Washington's Computer Services Division bought one new IBM z900 mainframe this spring to replace an older mainframe, and might buy the bigger z990 mainframe in June 2005 to replace another old mainframe, she said. The division also bought two new Unisys CS7802 mainframes to replace a test and development mainframe, and a production mainframe.

New software for the mainframe also helps create the impression that the mainframe can support your needs, said Carlyle Ludwig, Unisys tech support manager of the computer services division.

"On the Unisys mainframe, you can run a Windows environment right next to an old 2200 Unisys operating system in the same machine," Ludwig said. "Unisys has positioned themselves [so] that if you do want to migrate, you can have one machine and do the migration gracefully."

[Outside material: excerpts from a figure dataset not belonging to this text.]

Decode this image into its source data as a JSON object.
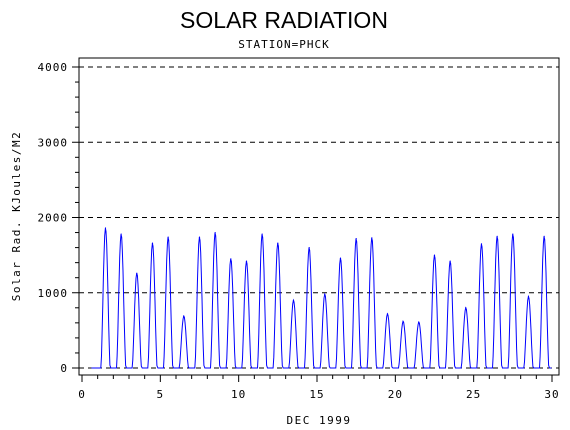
{
  "chart_data": {
    "type": "line",
    "title": "SOLAR RADIATION",
    "subtitle": "STATION=PHCK",
    "xlabel": "DEC 1999",
    "ylabel": "Solar Rad. KJoules/M2",
    "xlim": [
      0,
      30
    ],
    "ylim": [
      0,
      4000
    ],
    "x_ticks": [
      0,
      5,
      10,
      15,
      20,
      25,
      30
    ],
    "x_tick_labels": [
      "0",
      "5",
      "10",
      "15",
      "20",
      "25",
      "30"
    ],
    "y_ticks": [
      0,
      1000,
      2000,
      3000,
      4000
    ],
    "y_tick_labels": [
      "0",
      "1000",
      "2000",
      "3000",
      "4000"
    ],
    "grid": "horizontal dashed at 1000, 2000, 3000, 4000",
    "line_color": "#0000ff",
    "series": [
      {
        "daily_peaks": [
          {
            "day": 1,
            "peak": 1860
          },
          {
            "day": 2,
            "peak": 1780
          },
          {
            "day": 3,
            "peak": 1260
          },
          {
            "day": 4,
            "peak": 1660
          },
          {
            "day": 5,
            "peak": 1740
          },
          {
            "day": 6,
            "peak": 690
          },
          {
            "day": 7,
            "peak": 1740
          },
          {
            "day": 8,
            "peak": 1800
          },
          {
            "day": 9,
            "peak": 1450
          },
          {
            "day": 10,
            "peak": 1420
          },
          {
            "day": 11,
            "peak": 1780
          },
          {
            "day": 12,
            "peak": 1660
          },
          {
            "day": 13,
            "peak": 900
          },
          {
            "day": 14,
            "peak": 1600
          },
          {
            "day": 15,
            "peak": 980
          },
          {
            "day": 16,
            "peak": 1460
          },
          {
            "day": 17,
            "peak": 1720
          },
          {
            "day": 18,
            "peak": 1730
          },
          {
            "day": 19,
            "peak": 720
          },
          {
            "day": 20,
            "peak": 620
          },
          {
            "day": 21,
            "peak": 610
          },
          {
            "day": 22,
            "peak": 1500
          },
          {
            "day": 23,
            "peak": 1420
          },
          {
            "day": 24,
            "peak": 800
          },
          {
            "day": 25,
            "peak": 1650
          },
          {
            "day": 26,
            "peak": 1750
          },
          {
            "day": 27,
            "peak": 1780
          },
          {
            "day": 28,
            "peak": 950
          },
          {
            "day": 29,
            "peak": 1750
          }
        ]
      }
    ]
  }
}
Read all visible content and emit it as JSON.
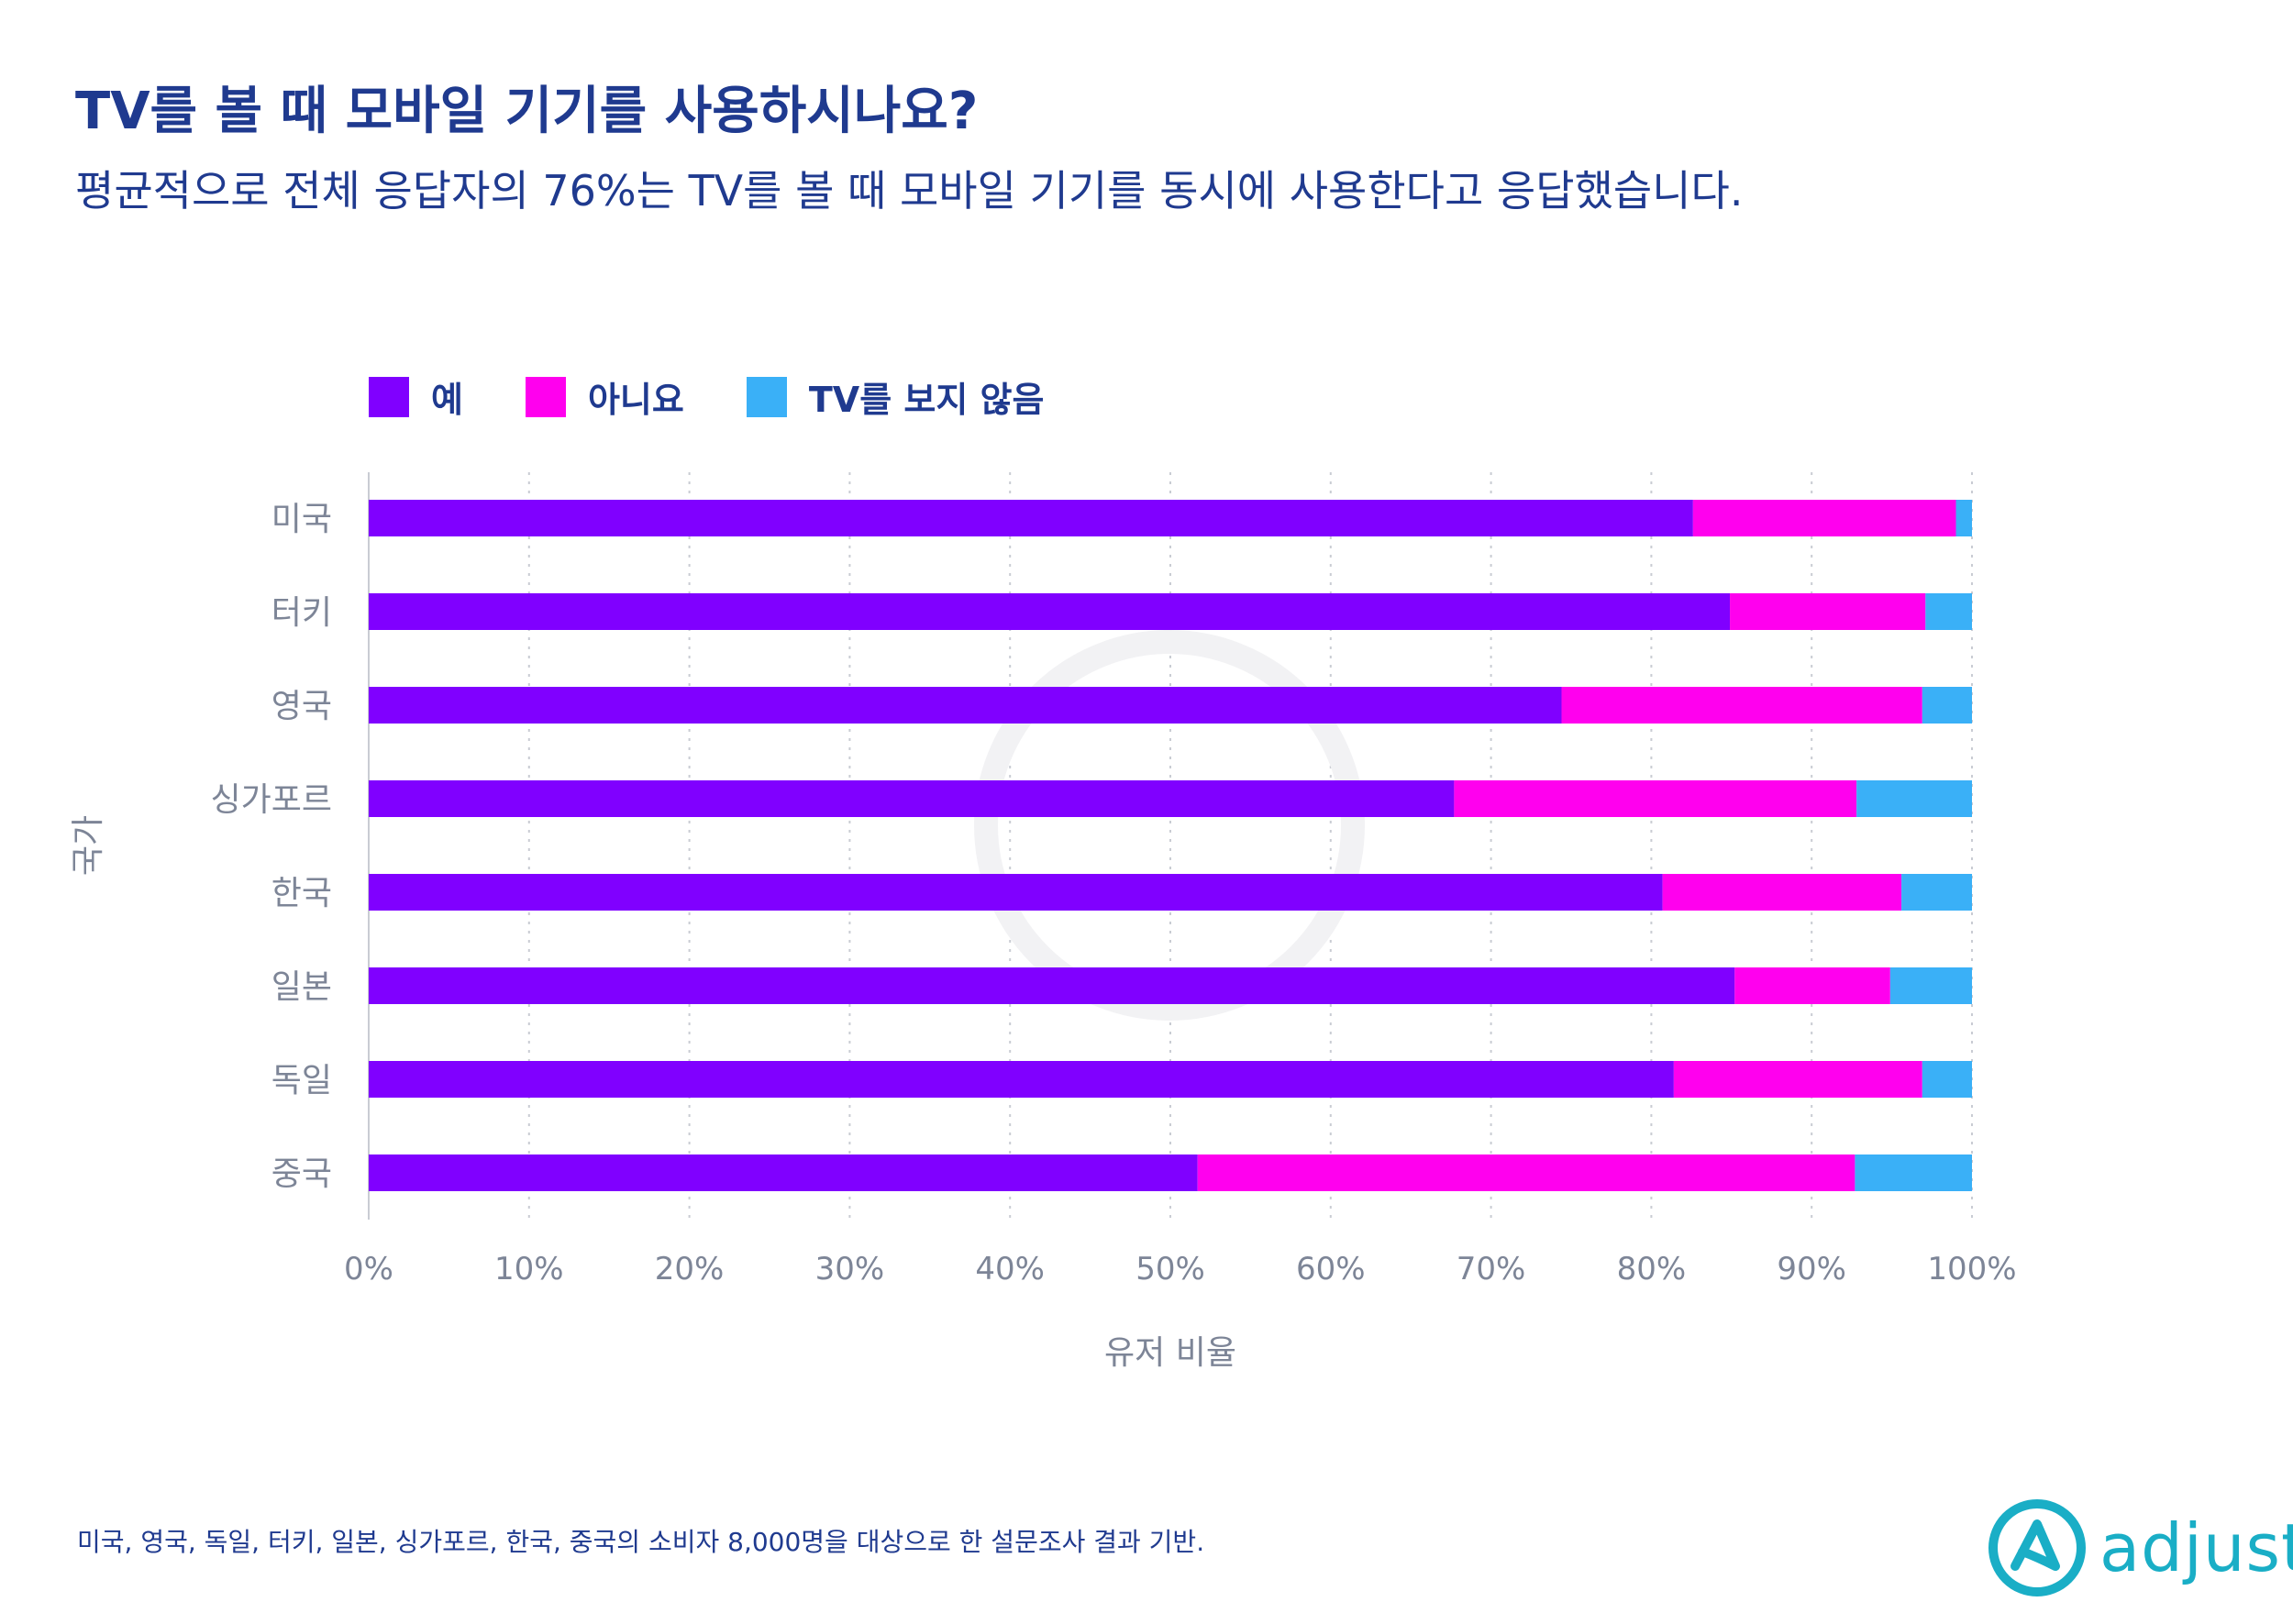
{
  "title": "TV를 볼 때 모바일 기기를 사용하시나요?",
  "subtitle": "평균적으로 전체 응답자의 76%는 TV를 볼 때 모바일 기기를 동시에 사용한다고 응답했습니다.",
  "footnote": "미국, 영국, 독일, 터키, 일본, 싱가포르, 한국, 중국의 소비자 8,000명을 대상으로 한 설문조사 결과 기반.",
  "logo": {
    "text": "adjust",
    "icon": "adjust-logo-icon",
    "color": "#1aaec6"
  },
  "colors": {
    "yes": "#8000ff",
    "no": "#ff00ee",
    "no_tv": "#3ab0f7",
    "text": "#1f3a8f",
    "axis_text": "#7d8597"
  },
  "chart_data": {
    "type": "bar",
    "orientation": "horizontal",
    "stacked": true,
    "title": "TV를 볼 때 모바일 기기를 사용하시나요?",
    "xlabel": "유저 비율",
    "ylabel": "국가",
    "xlim": [
      0,
      100
    ],
    "xticks": [
      "0%",
      "10%",
      "20%",
      "30%",
      "40%",
      "50%",
      "60%",
      "70%",
      "80%",
      "90%",
      "100%"
    ],
    "grid": true,
    "legend_position": "top-left",
    "categories": [
      "미국",
      "터키",
      "영국",
      "싱가포르",
      "한국",
      "일본",
      "독일",
      "중국"
    ],
    "series": [
      {
        "name": "예",
        "color": "#8000ff",
        "values": [
          82.6,
          84.9,
          74.4,
          67.7,
          80.7,
          85.2,
          81.4,
          51.7
        ]
      },
      {
        "name": "아니요",
        "color": "#ff00ee",
        "values": [
          16.4,
          12.2,
          22.5,
          25.1,
          14.9,
          9.7,
          15.5,
          41.0
        ]
      },
      {
        "name": "TV를 보지 않음",
        "color": "#3ab0f7",
        "values": [
          1.0,
          2.9,
          3.1,
          7.2,
          4.4,
          5.1,
          3.1,
          7.3
        ]
      }
    ]
  }
}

One perhaps unintended consequence of mainframe evolution is that big iron's move to open standards has actually sparked employee interest. Metsker said her IT staff is excited about bringing in open standards-based software and protocols, such as TCP/IP, and making it all work on mainframes.

"TCP/IP is just fast, and it also connects to the Web very easily," Ludwig said. "What you have is a mainframe backbone, but you're now interfacing with the brave new world of the Internet -- access to everything. Mainframes have evolved to work in conjunction with the server world."